The Nigeria Customs Service says it is investigating reports people were trampled to death during a sale of bags of confiscated rice amid growing anger over skyrocketing prices of food in Africa’s most populous country.

“There was a chaotic situation caused by the impatience of people to follow the laid down procedures and rules that were set up for the exercise,” spokesperson for the service, Abdullahi Maiwada told CNN on Saturday. “I can neither confirm or deny any deaths but we are investigating,” he added.

Long queues have formed outside the Lagos customs office since the commencement of the sale as thousands of locals struggle to grab a bag of the 25-kilogram rice selling at a discounted price of 10,000 naira ($6.80).

Some eyewitnesses said they saw people “trampled to death” Friday.

“A man just died in my hospital, he was stamped on after falling at the custom office trying to get rice. He was on the queue with his wife when he fell down and couldn’t get up on time which resulted to people stamping on him. So sad. Survived by very young children,” said one Nigerian doctor on X.

Last week, anti-government protests broke out in parts of the West African nation as the country battles one of its worst cost-of-living crisis that has seen inflation accelerate to nearly 30% - the highest in 30 years.

The local currency has also significantly depreciated, losing over half its value to the US dollar following its second devaluation in less than a year.

More than 80 million Nigerians live on less than $2 a day, representing “the world’s second-largest poor population after India”, according to the World Bank.

The customs service said the distribution of the seized bags of rice was part of the government’s plan “to tackle the pressing issue of food insecurity.”

The cost of rice, a staple food in Nigeria, has surged in recent months.
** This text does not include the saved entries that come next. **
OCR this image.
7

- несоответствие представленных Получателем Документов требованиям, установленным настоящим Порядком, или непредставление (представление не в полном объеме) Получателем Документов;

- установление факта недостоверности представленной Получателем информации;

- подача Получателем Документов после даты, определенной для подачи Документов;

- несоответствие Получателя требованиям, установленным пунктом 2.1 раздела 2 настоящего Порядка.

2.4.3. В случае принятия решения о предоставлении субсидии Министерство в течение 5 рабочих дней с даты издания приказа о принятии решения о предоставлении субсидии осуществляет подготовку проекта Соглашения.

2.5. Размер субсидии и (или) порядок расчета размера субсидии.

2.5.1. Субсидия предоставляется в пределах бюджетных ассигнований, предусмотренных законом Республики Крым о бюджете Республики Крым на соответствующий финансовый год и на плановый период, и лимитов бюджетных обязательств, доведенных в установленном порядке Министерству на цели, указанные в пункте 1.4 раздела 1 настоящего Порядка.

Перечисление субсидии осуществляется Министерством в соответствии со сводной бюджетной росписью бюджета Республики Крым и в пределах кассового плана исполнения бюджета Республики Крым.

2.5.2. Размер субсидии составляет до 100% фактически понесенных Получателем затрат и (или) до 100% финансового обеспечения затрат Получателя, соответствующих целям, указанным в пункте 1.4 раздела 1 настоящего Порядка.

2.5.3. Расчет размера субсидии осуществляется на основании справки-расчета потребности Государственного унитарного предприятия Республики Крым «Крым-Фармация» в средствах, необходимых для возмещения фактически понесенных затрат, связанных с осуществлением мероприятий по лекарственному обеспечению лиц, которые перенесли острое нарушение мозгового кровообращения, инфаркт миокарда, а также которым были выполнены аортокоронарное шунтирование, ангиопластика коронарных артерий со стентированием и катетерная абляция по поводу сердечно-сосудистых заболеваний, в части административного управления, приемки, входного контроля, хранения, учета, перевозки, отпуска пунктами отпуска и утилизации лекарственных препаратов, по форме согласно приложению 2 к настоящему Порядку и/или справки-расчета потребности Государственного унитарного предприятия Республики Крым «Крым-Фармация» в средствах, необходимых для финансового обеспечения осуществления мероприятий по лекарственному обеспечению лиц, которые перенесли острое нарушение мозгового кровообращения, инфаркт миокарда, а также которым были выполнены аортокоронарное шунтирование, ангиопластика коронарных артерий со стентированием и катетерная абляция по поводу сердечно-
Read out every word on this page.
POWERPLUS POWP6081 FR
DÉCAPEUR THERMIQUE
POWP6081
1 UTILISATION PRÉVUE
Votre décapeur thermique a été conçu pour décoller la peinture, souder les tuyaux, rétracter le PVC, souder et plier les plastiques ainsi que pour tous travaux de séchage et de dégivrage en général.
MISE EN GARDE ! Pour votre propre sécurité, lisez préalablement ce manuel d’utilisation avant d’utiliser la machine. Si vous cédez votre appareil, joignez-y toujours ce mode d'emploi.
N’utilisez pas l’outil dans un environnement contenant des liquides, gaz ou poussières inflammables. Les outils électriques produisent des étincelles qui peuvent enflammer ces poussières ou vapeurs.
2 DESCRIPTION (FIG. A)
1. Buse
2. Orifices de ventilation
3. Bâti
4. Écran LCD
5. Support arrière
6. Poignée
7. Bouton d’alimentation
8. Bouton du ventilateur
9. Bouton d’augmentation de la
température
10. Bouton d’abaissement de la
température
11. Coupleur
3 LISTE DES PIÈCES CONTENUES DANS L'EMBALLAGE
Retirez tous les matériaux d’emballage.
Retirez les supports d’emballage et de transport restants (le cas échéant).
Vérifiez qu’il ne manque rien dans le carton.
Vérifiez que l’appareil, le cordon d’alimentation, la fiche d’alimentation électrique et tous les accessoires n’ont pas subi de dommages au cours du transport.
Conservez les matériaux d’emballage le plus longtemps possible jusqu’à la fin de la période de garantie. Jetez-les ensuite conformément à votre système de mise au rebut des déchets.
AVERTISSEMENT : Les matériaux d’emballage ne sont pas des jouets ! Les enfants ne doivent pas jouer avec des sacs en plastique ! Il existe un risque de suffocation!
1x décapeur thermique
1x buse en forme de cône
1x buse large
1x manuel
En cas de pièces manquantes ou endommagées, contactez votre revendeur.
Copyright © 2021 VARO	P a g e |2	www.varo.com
It is now priced at over N70,000 ($47.60) per 50kg bag, compared to a range of 45,000 to 50,000 naira previously.

The customs service says it has been confiscating contraband rice from smugglers following restrictions on foreign rice imports by the Nigerian government.

Analysts welcomed the rice distribution initiative but questioned its viability in tackling Nigeria’s worsening food insecurity.

“Interventions in terms of food supply look like a good idea but there should have been a policy rolled out to define how this will happen,” political analyst Sam Amadi told CNN.

“There is some distribution in Lagos now, what about other parts of the country? Is it just a Lagos intervention? Is it going to be a one-off, or a consistent sharing and does it have the potential to make some impact?” he asked, adding that “there is a lack of intelligible criteria and framework.”

Nigeria’s President Bola Tinubu, who has faced criticism over the spike in the prices of goods and services said he is “dedicated to evolving home-grown solutions to tackle our nation’s food security challenges head-on.”

His government came under fire last November over a budget that allocated funds for purchasing SUV vehicles for the presidency, amounting to N2.9 billion ($3.6 million), and to cover the cost of renovating the president’s residential quarters, estimated at N4 billion ($5 million) as the country grapples with mounting debts.

Tinubu said he trusts the country’s central bank to fix the issue of the plummeting local currency.

The Lagos government said Thursday it was rolling out plans to address the food crisis in the state. Its governor Babajide Sanwo-Olu announced the opening of special markets “across the state to sell food items at really affordable rates.”

“We aim to serve over 500,000 Lagosians with essential food items at rates that defy inflation” in addition to the construction of food hubs, Sanwo-Olu added.


Bags of confiscated rice for sale are seen in Lagos, Nigeria, in this photo shared by Nigeria Customs services on February 23, 2024.